Она встала, забыв свою болезнь. Глаза раскрылись широко, губы горели, она была взволнована. На темных ресницах сверкнули слезы.
Кириллов тоже встал, не выпуская рук Валентины.
— Это когда решилось? — произнес он глуховато.
— Что решилось?
— Ваше поступление… на сцену?
— А вот, в Москве. Теперь и все лето я буду заниматься, брать частные уроки у Соловецкого, а осенью — дебют. Могу иметь и здесь, и в Москве — где хочу. Я еще не знаю…
— Это… совсем решено?
— Дебют? О да, теперь мне не откажут…
— Нет… Я хочу знать… Вы совсем решились?
Валентина взглянула на него с изумлением.
— Конечно. Ведь я же вам и рассказываю…
— Это вы и разумели, когда говорили о перемене жизни?
— Какой вы странный! — произнесла Валентина и освободила свои руки. — Ну да, это. Что же иное?
Она глядела на него похолодевшими глазами.
Кириллов повернулся, заложил руки в карманы, и сделал несколько шагов по ковру. Комната была заставлена, ходить оказалось тесно.

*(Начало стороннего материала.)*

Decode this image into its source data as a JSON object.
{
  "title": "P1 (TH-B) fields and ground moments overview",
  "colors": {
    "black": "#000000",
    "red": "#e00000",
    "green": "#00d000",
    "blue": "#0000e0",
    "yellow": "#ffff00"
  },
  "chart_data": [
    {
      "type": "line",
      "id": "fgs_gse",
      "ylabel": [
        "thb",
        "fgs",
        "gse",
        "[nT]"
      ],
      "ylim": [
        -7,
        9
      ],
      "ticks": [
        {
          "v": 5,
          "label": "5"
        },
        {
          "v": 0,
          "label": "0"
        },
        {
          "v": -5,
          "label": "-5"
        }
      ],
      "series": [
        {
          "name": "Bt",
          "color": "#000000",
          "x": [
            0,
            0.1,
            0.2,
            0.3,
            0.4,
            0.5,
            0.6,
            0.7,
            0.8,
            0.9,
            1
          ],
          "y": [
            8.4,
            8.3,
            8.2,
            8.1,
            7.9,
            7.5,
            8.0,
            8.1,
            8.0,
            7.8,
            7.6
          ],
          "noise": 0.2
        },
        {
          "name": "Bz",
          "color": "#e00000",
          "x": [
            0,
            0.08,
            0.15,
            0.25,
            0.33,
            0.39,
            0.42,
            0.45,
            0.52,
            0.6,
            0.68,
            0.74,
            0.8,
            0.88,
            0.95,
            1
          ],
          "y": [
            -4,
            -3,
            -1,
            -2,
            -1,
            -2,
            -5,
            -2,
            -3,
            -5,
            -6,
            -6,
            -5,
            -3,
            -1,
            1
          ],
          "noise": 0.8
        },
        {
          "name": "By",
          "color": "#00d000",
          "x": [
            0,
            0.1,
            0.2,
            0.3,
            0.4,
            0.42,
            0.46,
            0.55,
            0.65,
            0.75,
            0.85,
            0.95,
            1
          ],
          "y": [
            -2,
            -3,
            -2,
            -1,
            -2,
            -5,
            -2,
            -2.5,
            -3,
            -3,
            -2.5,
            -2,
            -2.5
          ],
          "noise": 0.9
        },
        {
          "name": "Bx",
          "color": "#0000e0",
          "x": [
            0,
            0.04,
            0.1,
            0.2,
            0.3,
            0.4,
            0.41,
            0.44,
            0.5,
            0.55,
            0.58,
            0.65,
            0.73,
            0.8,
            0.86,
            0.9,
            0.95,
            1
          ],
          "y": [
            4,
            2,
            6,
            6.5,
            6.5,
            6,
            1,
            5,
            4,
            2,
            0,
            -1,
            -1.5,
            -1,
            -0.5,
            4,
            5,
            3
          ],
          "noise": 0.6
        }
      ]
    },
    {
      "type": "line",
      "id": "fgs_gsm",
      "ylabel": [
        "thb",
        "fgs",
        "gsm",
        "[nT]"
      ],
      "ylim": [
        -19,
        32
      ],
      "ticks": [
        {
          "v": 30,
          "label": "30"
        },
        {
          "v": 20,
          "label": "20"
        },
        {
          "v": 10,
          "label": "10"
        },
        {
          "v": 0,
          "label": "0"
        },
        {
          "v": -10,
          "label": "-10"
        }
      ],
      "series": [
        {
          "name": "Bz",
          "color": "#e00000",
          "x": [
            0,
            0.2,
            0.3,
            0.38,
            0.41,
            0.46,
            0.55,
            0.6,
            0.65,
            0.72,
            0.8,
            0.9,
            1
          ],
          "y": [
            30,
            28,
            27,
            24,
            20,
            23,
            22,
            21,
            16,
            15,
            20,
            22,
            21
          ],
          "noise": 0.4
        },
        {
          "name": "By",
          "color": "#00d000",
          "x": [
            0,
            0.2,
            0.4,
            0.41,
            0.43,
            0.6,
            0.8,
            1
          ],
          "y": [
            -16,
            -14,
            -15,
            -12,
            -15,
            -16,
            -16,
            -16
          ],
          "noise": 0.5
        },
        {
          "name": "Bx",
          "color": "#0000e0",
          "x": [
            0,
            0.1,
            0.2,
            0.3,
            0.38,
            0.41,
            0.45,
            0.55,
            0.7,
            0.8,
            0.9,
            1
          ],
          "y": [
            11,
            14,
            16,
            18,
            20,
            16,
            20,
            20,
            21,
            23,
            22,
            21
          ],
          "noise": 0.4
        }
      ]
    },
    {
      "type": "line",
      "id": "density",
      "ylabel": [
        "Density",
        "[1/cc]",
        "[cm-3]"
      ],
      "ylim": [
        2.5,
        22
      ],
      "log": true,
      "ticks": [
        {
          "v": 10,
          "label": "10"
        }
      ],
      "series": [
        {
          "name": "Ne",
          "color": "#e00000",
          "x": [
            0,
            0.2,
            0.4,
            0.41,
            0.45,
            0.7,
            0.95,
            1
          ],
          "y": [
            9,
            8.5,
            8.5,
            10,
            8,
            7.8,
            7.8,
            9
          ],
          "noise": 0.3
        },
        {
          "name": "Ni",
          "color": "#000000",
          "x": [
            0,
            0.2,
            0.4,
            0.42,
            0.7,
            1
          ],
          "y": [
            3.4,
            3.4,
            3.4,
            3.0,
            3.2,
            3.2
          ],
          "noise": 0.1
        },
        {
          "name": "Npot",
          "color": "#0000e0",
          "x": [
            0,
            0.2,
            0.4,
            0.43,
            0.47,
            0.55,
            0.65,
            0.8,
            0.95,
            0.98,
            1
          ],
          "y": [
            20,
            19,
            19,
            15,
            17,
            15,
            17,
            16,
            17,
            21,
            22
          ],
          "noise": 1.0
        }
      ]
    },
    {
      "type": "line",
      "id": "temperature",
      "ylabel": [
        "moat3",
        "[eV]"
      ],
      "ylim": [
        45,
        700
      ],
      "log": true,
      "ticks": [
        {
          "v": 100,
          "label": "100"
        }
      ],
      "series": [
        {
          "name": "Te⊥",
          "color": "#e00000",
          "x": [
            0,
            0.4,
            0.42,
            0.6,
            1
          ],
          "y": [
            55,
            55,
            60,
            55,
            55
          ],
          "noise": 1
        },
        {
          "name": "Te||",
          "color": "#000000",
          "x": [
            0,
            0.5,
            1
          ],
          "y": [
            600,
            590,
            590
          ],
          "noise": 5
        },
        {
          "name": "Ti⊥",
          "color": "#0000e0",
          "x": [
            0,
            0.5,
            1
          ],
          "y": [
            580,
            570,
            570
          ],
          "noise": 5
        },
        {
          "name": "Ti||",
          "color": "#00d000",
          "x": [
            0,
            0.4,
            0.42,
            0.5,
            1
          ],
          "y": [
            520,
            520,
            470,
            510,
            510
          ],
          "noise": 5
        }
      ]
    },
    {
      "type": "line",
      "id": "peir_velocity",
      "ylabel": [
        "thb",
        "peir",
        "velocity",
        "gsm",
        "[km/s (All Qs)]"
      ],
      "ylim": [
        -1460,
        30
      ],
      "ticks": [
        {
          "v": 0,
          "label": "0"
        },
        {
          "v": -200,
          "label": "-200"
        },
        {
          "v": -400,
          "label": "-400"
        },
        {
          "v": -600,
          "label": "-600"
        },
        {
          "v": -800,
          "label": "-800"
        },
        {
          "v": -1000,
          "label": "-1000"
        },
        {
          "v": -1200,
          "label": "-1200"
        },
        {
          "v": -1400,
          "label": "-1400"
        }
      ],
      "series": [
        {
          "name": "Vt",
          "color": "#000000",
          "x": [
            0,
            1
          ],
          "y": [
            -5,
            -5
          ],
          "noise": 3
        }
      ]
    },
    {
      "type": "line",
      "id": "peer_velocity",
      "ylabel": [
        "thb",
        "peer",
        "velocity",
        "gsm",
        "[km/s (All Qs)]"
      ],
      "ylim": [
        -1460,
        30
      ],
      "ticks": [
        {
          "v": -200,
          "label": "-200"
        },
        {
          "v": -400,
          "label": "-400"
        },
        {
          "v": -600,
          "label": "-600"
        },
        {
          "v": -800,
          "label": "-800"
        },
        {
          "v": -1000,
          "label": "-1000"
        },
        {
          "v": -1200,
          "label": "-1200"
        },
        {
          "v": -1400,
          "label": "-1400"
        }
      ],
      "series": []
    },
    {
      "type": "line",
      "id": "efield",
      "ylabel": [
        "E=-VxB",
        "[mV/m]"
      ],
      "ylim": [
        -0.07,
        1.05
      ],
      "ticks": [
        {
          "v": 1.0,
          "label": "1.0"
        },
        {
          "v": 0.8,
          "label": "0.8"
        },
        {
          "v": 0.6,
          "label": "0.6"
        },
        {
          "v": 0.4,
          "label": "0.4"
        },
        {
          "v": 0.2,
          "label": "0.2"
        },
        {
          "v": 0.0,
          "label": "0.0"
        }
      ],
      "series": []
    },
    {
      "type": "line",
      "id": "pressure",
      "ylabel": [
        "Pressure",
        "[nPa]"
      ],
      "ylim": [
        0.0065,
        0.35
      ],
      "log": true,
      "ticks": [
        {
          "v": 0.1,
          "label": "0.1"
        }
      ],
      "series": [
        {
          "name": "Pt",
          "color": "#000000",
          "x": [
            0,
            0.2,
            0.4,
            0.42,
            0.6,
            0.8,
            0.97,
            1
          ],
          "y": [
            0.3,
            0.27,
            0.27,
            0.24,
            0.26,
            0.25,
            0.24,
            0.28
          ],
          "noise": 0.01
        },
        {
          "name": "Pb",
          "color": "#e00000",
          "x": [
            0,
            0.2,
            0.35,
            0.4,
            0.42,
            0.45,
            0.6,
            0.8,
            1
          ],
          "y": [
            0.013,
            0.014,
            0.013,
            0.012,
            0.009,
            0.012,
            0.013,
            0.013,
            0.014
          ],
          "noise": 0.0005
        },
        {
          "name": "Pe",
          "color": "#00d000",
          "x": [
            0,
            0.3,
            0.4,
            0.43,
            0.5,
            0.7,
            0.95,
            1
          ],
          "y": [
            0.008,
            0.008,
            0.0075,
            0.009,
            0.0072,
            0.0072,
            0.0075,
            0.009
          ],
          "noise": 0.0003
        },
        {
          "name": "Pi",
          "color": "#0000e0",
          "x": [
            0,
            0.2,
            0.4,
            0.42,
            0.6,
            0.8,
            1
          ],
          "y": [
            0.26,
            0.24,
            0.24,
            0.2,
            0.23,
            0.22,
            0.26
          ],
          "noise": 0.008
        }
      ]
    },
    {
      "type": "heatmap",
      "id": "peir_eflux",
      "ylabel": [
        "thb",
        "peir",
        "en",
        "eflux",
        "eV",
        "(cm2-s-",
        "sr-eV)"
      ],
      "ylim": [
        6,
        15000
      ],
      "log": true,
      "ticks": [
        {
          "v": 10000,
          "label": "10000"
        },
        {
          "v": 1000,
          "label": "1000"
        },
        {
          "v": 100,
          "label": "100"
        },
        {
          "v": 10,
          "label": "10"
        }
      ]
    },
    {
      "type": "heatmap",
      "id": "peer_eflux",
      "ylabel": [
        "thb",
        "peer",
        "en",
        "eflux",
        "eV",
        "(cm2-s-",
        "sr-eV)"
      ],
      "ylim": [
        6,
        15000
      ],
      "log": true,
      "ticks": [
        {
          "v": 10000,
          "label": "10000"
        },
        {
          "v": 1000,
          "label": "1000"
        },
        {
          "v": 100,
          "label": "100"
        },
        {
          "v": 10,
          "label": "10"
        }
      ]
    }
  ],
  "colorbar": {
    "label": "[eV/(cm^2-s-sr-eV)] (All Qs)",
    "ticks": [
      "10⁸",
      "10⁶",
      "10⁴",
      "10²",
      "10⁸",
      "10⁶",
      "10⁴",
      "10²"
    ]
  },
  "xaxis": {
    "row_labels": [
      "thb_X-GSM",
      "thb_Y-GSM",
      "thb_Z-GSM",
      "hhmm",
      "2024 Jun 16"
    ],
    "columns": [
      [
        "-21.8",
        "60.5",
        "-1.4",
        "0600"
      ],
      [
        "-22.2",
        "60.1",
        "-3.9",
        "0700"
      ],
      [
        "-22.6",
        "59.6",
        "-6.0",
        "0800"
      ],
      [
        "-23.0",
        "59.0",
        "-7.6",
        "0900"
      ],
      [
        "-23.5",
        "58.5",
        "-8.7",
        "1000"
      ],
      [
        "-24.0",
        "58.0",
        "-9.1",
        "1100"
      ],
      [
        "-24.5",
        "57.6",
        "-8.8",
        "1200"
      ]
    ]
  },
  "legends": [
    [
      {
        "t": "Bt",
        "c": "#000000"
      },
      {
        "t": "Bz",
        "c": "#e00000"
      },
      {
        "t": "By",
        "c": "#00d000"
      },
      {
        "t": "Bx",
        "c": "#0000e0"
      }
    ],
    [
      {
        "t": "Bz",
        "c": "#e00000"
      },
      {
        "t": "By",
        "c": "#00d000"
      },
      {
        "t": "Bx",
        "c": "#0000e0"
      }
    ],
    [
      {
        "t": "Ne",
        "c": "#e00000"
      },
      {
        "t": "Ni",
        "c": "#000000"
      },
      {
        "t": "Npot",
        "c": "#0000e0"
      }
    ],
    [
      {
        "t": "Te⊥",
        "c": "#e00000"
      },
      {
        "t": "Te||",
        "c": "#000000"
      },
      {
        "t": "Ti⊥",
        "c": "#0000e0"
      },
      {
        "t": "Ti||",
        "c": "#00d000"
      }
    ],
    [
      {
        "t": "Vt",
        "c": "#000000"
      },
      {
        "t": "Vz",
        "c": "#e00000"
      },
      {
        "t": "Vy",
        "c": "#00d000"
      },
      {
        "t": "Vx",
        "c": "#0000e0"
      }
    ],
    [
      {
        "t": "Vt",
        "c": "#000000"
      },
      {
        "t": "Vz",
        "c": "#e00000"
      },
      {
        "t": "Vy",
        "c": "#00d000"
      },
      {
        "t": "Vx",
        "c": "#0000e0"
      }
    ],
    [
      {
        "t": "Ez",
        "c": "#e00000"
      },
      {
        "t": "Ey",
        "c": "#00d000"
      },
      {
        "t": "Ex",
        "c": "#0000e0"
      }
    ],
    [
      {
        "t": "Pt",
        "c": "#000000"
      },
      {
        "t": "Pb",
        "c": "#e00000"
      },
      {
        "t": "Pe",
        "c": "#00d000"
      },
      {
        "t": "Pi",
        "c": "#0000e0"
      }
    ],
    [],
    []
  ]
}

Валентина следила взором за высокой, мешковатой фигурой Кириллова, немного сутуловатого в плечах. И вдруг он почему-то вспомнился ей домашний, в очках, в серой курточке, запивающий кофеем кулебяку.
Валентине стало холодно.
— Благодарю вас за откровенность, Валентина Сергеевна, — начал Кириллов. — Вы позволите мне быть с вами искренним?
— Я вас прошу об этом.
— И я могу надеяться, что мои слова вы примете и поймете не как-нибудь превратно.
— Нет, нет, говорите…
— Идя сюда сегодня, Валентина Сергеевна, я рассчитывал на серьезный, решительный разговор и, я думаю, имел на него внутреннее право. Я сказал вам, что люблю вас, — и вы знаете, как это неизменно. Я имел счастие услышать от вас, что и вы любите меня. Вы сами хотели от меня любви полной, беспредельной, истинной, — и я люблю вас именно так. Но знаете ли вы, что такая любовь требовательна? Да, говорю смело это слово, любовь моя требовательна. Я отдаю слишком много — вы видите. И я не могу допустить, в свою очередь, чтобы вы устроили жизнь свою помимо моего желания, воли, разумения. Я не могу согласиться на ваш план.
— Я вас не понимаю…
— Все эти месяцы, все последние дни в особенности, меня не покидала одна постоянная мысль, Валентина Сергеевна. Она созрела постепенно, естественно, она мне мила, близка, она кажется мне единственно возможной, — и я ласкал себя надеждой, что вы поймете меня без слов. Но часто, несмотря на дружбу, даже на любовь, — души человеческие дальше одна от другой, чем это доступно первоначальному пониманию. Направляясь к вам сегодня, Валентина Сергеевна, после мучительной ночи в вагоне, после дня ожидания и томленья — я думал вести с вами иные речи. Вы говорите, что я толкнул вас на этот решительный шаг. Быть может — бессознательно… Быть может, вы не поняли ни меня, ни рода моей к вам симпатии… Я сам хотел предложить вам перемену в жизни, Валентина Сергеевна. Как в божественное начало — я верил в нашу любовь. И я хотел просить вас разделить жизнь со мною, слить навеки вашу с моею, идти со мной рядом, рука об руку, быть связанной со мною исключительной привязанностью, исключительной любовью и дружбой… Я верил, что вы согласитесь стать моей женой.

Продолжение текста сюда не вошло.